Avec le recul, on pourrait dire que certains groupes de la gauche grecque, moins liés aux partis politiques, auraient pu tenter une initiative de type Podemos, ou, pour être plus réaliste, quelque chose comme Candidatura d’Unitat Popular en Catalogne avec des sections de la gauche radicale et des mouvements sociaux.
Mais, à nouveau, il n’y avait pas d’acteurs prêts à se lancer dans cette idée. Chacun s’est laissé freiner par les limites des structures existantes et la seule réelle tentative de redistribuer les cartes n’a pas réussi à aboutir à cause du poids trop important de l’ultra-gauchisme traditionaliste.
Voudrais-tu ajouter quelque chose ?
Oui, je voudrais faire une remarque plus générale sur la signification que l’on donne au fait d’avoir eu raison ou d’avoir été vaincu dans un combat politique. Je crois que pour un marxiste, il faut prendre le temps de comprendre la signification historique de ces termes. On pourrait dire que tu as eu raison parce que les faits t’ont donné raison. C’est l’habituelle stratégie du « je l’avais bien dit ». Mais si on se révèle incapable de donner une signification politique à ce fait d’avoir raison, alors on a échoué. Car si vous n’avez pas le pouvoir et que vous vous êtes révélé incapable de transformer votre position en une position portée par les masses, alors il est clair que politiquement vous êtes vaincu. Ça c’est la première chose.
La deuxième chose est que tout le monde n’a pas échoué de la même manière et avec la même ampleur. Je tiens à insister sur ça. Je pense qu’il était crucial de mener la bataille à l’intérieur de Syriza.
Comprenez-moi bien. Qu’avions-nous comme choix ? Le résultat du test de cette période décisive est qu’autant le KKE qu’Antarsya ont prouvé que leur importance est négligeable. Pour nous, le seul autre choix aurait été de rompre avec la direction de Syriza plus tôt. Et même, vu le contexte dans lequel nous étions après la bifurcation cruciale de fin 2011, début 2012, nous aurions été immédiatement marginalisés.
Le seul résultat concret qui aurait pu en résulter aurait été d’ajouter encore quelques groupes à la douzaine qui constitue déjà Antarsya et Antarsya aurait remporté 1% plutôt que 0,7%. Cela signifiait aussi offrir Syriza sur un plateau à Tsipras et à sa majorité, ou du moins aux forces qui ne sont pas dans la Plate-forme de Gauche.

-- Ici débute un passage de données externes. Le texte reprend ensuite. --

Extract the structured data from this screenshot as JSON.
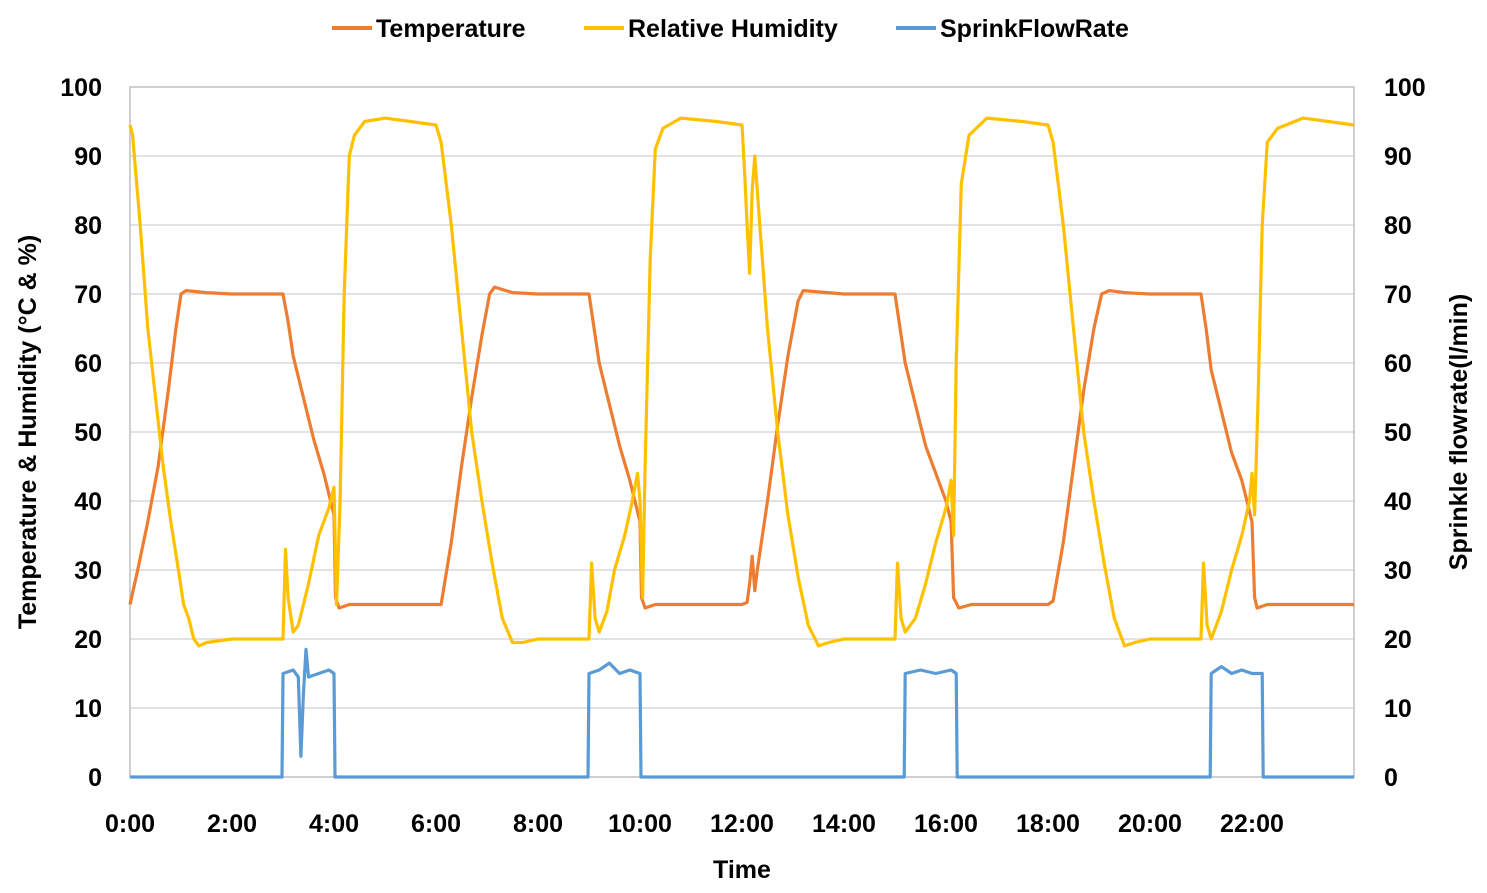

Maintenant, il est clair que pour la société grecque, la seule opposition de gauche visible au gouvernement est le KKE. On ne peut pas nier ce fait, mais ils sont totalement insignifiants d’un point de vue politique. Nous n’avons pas parlé du rôle du KKE pendant le référendum, mais c’était vraiment une caricature de leur insignifiance. Ils ont appelé à un vote nul en demandant aux gens de voter sur des bulletins qu’ils avaient faits eux-mêmes avec un « double-non » (non à l’UE et non au gouvernement). Ces bulletins n’étaient évidemment pas valides et toute l’opération s’est soldée par un fiasco. Les dirigeants du KKE n’ont même pas été soutenus par leur propre base, et ces bulletins invalides n’ont été utilisés que par 1% des votants.
Et, à côté d’eux, il y a la Plate-forme de Gauche. Les grecs le savent et les médias ne cessent de nous le répéter, la bête noire de Tsipras c’est Lafazanis et la Plate-forme de Gauche. On peut aussi ajouter Zoe Kostantopoulou dans cette catégorie.
Je pense que nous sortons grandis de ce qui s’est passé. Nous avons une base sur laquelle démarrer un nouveau cycle, une force qui a été à l’avant-plan de cette bataille politique et qui a une expérience sans précédent. Tout le monde est bien conscient que si nous ne construisons pas sur cet acquis, la gauche ne sera plus qu’un champ de ruines.
De ce point de vue, celui de la reconstruction de la gauche anticapitaliste, sans prétendre que nous sommes la seule force qui peut jouer un rôle, nous reconnaissons combien les enjeux sont majeurs, ce qui nous investit d’une haute responsabilité sur ce que nous allons faire dans les temps à venir.